Mon cher Mohamed, je découvre un bijou de plus que tu nous avais livré et que je ne connaissais pas encore. Tahar a raison, la feuille de papier, qu’elle soit page d'un livre ou prisonnière de la spirale d'un cahier a encore de beaux jours devant elle, et bien des choses à raconter. Surtout si des personnes comme toi continuent à les faire vivre.

 

J'aime tant les livres que je les ouvre fréquemment, parfois rien que pour plonger mon nez dedans et sentir tout ce que leur odeur raconte.

 

J'aime aussi les mots, l'écriture qui les relie les uns aux autres, et avec une alchimie qui me dépasse, les rend vivants. Il y a très longtemps que je ne m'étais pas livré à cet exercice.

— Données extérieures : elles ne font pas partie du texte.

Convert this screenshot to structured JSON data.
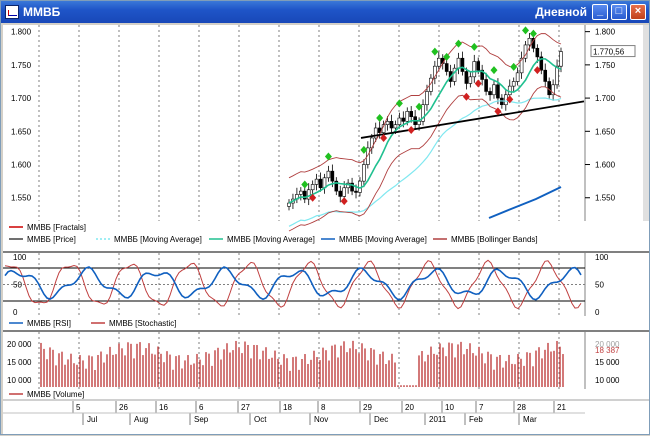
{
  "window": {
    "title": "ММВБ",
    "period": "Дневной",
    "buttons": {
      "minimize": "_",
      "maximize": "□",
      "close": "×"
    }
  },
  "price_panel": {
    "y_ticks": [
      "1.800",
      "1.750",
      "1.700",
      "1.650",
      "1.600",
      "1.550"
    ],
    "current_price": "1.770,56",
    "legend": [
      {
        "label": "ММВБ [Fractals]",
        "color": "#cc0000"
      },
      {
        "label": "ММВБ [Price]",
        "color": "#404040"
      },
      {
        "label": "ММВБ [Moving Average]",
        "color": "#80e8f0"
      },
      {
        "label": "ММВБ [Moving Average]",
        "color": "#20c090"
      },
      {
        "label": "ММВБ [Moving Average]",
        "color": "#1060c0"
      },
      {
        "label": "ММВБ [Bollinger Bands]",
        "color": "#b04040"
      }
    ]
  },
  "oscillator_panel": {
    "y_ticks": [
      "100",
      "50",
      "0"
    ],
    "legend": [
      {
        "label": "ММВБ [RSI]",
        "color": "#1060c0"
      },
      {
        "label": "ММВБ [Stochastic]",
        "color": "#c04040"
      }
    ]
  },
  "volume_panel": {
    "y_ticks_left": [
      "20 000",
      "15 000",
      "10 000"
    ],
    "y_ticks_right": [
      "20 000",
      "15 000",
      "10 000"
    ],
    "current_volume": "18 387",
    "legend": [
      {
        "label": "ММВБ [Volume]",
        "color": "#c04040"
      }
    ]
  },
  "time_axis": {
    "day_labels": [
      "5",
      "26",
      "16",
      "6",
      "27",
      "18",
      "8",
      "29",
      "20",
      "10",
      "7",
      "28",
      "21"
    ],
    "month_labels": [
      "Jul",
      "Aug",
      "Sep",
      "Oct",
      "Nov",
      "Dec",
      "2011",
      "Feb",
      "Mar"
    ]
  },
  "chart_data": {
    "type": "candlestick",
    "price_range": [
      1515,
      1810
    ],
    "close_estimate": [
      1542,
      1548,
      1555,
      1560,
      1548,
      1562,
      1570,
      1578,
      1565,
      1580,
      1590,
      1575,
      1560,
      1552,
      1565,
      1572,
      1560,
      1558,
      1575,
      1600,
      1625,
      1640,
      1655,
      1648,
      1660,
      1665,
      1655,
      1660,
      1670,
      1665,
      1680,
      1672,
      1660,
      1665,
      1690,
      1710,
      1730,
      1748,
      1760,
      1752,
      1740,
      1725,
      1745,
      1760,
      1740,
      1722,
      1732,
      1755,
      1742,
      1728,
      1710,
      1705,
      1720,
      1700,
      1690,
      1705,
      1718,
      1725,
      1738,
      1760,
      1780,
      1790,
      1775,
      1762,
      1742,
      1725,
      1705,
      1720,
      1748,
      1770
    ],
    "volume_range": [
      8000,
      22000
    ]
  }
}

Je n'en voyais plus la raison. Toi, avec d'autres, vous m'en avez rendu le goût.

 

Mais parfois je suis saisi par le doute. Si mes enfants me voyaient ces jours-ci, je suis sûr qu'ils me diraient un truc du genre "oh papa! Tu squattes grave là" ou encore "arrête de pétrir papa, et laisse reposer la pâte". En effet, je ne sais plus faire court. Comme beaucoup de mes compatriotes je suis un noctambule invétéré. Souvent le dernier de la soirée à poser un commentaire. Quand j'y reviens dans la matinée et que je regarde où ça en est, j'ai des regrets. Oui, car je me dis que mon texte est si épais, pesant et sinueux, qu'il est posé là comme un couvercle. Je n'ai pas ta légèreté que j'admire et qui me fait planer.

 

 

Ce matin je suis allé marcher dans la nature assez longtemps, pour me décrasser après les fêtes et aussi pour prendre un peu de distance avec tout ça. Enfin, je croyais le faire...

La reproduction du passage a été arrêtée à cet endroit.